Test your knowledge with this NCLEX Question of the Day: Delayed TPN dose? Discover why evaluating glucose levels first is essential to prevent hypoglycemia and complications.
The nurse notes the pharmacy is late sending up a dose of total parenteral nutrition (TPN) for a client who has been receiving it for several months. Which action should the nurse take first?
A. Assess the client for symptoms of jaundice
B. Evaluate the client’s glucose level
C. Assess the client’s temperature
D. Prepare to administer a potassium supplementScroll down for the correct answer!
The correct answer to today’s NCLEX-RN® Question is…

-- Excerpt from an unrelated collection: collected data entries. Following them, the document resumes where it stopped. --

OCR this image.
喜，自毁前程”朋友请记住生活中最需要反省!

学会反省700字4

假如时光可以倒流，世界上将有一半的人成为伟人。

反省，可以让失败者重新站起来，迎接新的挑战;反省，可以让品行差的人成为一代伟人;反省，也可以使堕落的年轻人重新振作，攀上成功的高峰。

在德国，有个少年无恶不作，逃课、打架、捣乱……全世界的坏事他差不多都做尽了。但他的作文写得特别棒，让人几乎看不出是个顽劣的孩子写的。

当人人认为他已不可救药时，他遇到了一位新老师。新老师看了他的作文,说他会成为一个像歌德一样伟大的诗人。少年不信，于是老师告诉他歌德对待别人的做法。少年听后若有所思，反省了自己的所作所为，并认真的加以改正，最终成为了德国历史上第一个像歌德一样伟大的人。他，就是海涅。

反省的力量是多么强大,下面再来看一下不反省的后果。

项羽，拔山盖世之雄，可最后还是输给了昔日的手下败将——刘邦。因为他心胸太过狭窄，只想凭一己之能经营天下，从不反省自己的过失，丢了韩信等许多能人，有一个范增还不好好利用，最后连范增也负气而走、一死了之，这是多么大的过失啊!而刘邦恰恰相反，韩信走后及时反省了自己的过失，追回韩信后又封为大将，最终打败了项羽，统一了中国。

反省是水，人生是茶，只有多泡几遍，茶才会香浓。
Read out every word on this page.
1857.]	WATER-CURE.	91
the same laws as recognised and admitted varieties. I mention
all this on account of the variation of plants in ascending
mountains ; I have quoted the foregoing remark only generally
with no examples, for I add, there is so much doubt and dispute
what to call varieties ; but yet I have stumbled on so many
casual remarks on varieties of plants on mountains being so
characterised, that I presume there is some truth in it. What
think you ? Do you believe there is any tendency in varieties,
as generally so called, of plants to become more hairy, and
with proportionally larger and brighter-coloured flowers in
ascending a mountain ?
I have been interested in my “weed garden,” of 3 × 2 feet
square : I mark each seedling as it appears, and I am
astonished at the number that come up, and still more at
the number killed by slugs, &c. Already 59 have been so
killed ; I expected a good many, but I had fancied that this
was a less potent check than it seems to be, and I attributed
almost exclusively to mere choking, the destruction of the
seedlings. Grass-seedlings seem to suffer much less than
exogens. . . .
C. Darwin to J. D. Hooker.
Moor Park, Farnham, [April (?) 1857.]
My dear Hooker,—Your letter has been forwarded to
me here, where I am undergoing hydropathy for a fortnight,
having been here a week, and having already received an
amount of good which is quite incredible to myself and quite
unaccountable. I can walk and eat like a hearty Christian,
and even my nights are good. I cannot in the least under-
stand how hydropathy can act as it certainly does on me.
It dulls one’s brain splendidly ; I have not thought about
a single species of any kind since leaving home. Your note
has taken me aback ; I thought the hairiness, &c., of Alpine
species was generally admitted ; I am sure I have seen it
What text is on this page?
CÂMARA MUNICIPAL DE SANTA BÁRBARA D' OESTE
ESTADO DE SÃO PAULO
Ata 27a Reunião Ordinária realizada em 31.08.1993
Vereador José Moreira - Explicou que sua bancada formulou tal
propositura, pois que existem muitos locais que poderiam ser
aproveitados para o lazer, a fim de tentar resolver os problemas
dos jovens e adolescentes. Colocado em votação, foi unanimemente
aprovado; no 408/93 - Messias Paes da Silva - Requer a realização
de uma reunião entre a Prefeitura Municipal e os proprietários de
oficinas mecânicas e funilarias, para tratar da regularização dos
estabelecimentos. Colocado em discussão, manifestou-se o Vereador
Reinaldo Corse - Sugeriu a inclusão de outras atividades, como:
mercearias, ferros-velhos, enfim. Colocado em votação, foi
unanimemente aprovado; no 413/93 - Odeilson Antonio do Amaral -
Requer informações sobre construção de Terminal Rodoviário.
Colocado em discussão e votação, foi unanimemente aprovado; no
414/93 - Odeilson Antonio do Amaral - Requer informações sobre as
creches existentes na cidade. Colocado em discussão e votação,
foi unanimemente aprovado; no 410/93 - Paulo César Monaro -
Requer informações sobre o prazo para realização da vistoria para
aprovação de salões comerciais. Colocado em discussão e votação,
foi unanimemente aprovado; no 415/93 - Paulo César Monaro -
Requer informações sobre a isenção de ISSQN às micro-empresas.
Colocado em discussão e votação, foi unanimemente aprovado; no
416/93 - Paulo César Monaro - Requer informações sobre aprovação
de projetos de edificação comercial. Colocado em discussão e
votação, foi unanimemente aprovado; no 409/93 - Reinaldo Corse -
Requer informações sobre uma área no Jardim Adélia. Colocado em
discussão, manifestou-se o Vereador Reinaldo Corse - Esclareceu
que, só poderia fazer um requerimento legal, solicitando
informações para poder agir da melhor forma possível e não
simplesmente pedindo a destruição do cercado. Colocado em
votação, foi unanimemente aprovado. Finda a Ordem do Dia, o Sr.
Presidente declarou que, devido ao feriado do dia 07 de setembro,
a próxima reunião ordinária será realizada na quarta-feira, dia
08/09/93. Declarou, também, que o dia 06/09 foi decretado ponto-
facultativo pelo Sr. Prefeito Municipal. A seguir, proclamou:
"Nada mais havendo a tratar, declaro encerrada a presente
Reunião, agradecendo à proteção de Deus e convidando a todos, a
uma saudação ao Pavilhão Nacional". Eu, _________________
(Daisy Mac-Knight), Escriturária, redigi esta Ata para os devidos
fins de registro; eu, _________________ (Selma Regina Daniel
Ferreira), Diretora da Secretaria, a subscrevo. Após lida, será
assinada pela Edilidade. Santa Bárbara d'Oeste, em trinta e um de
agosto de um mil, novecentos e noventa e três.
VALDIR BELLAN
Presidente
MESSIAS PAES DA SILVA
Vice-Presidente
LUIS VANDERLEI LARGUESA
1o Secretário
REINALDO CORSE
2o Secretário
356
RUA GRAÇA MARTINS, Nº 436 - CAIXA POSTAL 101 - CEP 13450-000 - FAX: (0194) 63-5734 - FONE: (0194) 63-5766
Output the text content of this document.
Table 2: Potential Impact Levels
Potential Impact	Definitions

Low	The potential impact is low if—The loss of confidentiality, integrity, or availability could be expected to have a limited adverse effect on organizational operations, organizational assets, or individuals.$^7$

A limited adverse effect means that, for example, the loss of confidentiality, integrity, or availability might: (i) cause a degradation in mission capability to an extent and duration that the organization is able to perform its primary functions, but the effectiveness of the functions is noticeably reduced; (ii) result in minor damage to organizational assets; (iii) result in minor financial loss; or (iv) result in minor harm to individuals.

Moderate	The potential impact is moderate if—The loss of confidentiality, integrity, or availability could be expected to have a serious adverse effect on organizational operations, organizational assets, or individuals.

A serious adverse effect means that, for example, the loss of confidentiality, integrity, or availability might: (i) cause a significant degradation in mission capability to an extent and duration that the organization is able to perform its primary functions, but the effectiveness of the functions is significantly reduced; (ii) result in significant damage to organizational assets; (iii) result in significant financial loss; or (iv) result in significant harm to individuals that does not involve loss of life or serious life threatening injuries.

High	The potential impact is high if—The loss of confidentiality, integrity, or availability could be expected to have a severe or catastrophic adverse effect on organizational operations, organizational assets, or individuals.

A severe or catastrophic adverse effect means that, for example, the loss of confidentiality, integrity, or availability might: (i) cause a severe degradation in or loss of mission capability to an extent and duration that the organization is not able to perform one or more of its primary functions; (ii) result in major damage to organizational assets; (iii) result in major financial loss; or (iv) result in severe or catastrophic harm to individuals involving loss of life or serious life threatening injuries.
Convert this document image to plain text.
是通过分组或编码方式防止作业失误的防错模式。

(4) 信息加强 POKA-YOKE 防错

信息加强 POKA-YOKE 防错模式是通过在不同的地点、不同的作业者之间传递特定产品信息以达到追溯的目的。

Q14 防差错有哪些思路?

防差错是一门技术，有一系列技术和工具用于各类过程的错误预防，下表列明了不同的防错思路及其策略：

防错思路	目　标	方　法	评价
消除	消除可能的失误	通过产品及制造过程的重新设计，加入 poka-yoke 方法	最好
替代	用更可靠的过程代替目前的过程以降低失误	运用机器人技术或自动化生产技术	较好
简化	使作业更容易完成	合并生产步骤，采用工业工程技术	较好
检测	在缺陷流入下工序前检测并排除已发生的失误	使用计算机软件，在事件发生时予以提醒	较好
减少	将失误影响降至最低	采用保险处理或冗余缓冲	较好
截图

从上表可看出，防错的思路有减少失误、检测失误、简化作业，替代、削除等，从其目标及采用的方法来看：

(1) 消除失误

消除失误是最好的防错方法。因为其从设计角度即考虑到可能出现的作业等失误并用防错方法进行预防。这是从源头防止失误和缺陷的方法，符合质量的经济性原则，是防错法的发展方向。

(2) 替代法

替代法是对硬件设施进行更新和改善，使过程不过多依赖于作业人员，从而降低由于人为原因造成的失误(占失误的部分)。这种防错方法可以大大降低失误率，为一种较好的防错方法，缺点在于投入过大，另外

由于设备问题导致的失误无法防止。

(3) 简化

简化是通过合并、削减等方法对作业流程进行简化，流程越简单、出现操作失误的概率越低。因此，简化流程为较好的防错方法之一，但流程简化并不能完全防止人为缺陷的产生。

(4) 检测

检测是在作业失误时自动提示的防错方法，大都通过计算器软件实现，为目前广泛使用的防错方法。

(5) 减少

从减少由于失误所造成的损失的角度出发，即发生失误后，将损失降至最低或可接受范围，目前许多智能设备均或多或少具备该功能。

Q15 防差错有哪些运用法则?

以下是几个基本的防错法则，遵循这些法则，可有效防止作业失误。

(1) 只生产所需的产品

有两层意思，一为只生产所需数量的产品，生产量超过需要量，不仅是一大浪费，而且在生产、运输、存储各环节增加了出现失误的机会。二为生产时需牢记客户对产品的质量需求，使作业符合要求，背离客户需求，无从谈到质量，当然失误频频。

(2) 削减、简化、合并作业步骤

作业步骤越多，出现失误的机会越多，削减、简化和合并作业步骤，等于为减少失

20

B. Evaluate the client’s glucose level
Rationale: Any abrupt discontinuation or delay in administering parenteral nutrition can increase the risk of rapid onset of hypoglycemia. Therefore, the nurse should check the client’s glucose level first since hypoglycemia can lead to altered mental status, coma, seizures, and death.
Major Takeaway
Parenteral nutrition is considered a high-risk medication because the consequences of improper delivery can lead to serious complications like hyperglycemia or fluid and electrolyte imbalances. Clients receiving parenteral nutrition often have a prescription for electrolyte testing at least daily and glucose testing every 4 hours. The nurse should also verify the infusion rate to avoid overfeeding, which occurs when nutrients are delivered faster than the body can handle. Any abrupt discontinuation or delay in administering parenteral nutrition should be avoided because this increases the risk of a rapid onset of hypoglycemia. Clients who receive parenteral nutrition are also at an increased risk of infection, so be sure to monitor for redness, pain, and warmth at the intravenous (IV) insertion site or systemic indications of infection like fever, chills, or altered mental status. Clients who receive parenteral nutrition for long periods are at a higher risk for conditions like cholestasis, gallbladder inflammation, and liver disease, so the nurse should monitor them for symptoms of these conditions, such as right upper quadrant pain, pruritus or itching, and jaundice which is a yellowish discoloration of the skin and mucous membranes.

Incorrect answer explanations
A. Assess the client for symptoms of jaundice
Rationale: Clients who receive parenteral nutrition for long periods are at a higher risk for liver disease which is associated with the development of jaundice; however, there is another action that takes priority.
C. Assess the client’s temperature
Rationale: Clients receiving parenteral nutrition are at risk for infection; however, assessing the client’s temperature is not the highest nursing priority.
C. Prepare to administer a potassium supplement
Rationale: Parenteral nutrition is considered a high-risk medication because the consequences of improper delivery can lead to serious complications like electrolyte imbalances. However, the nurse should check the client’s electrolyte levels prior to administering supplements. Therefore, another action should be performed instead.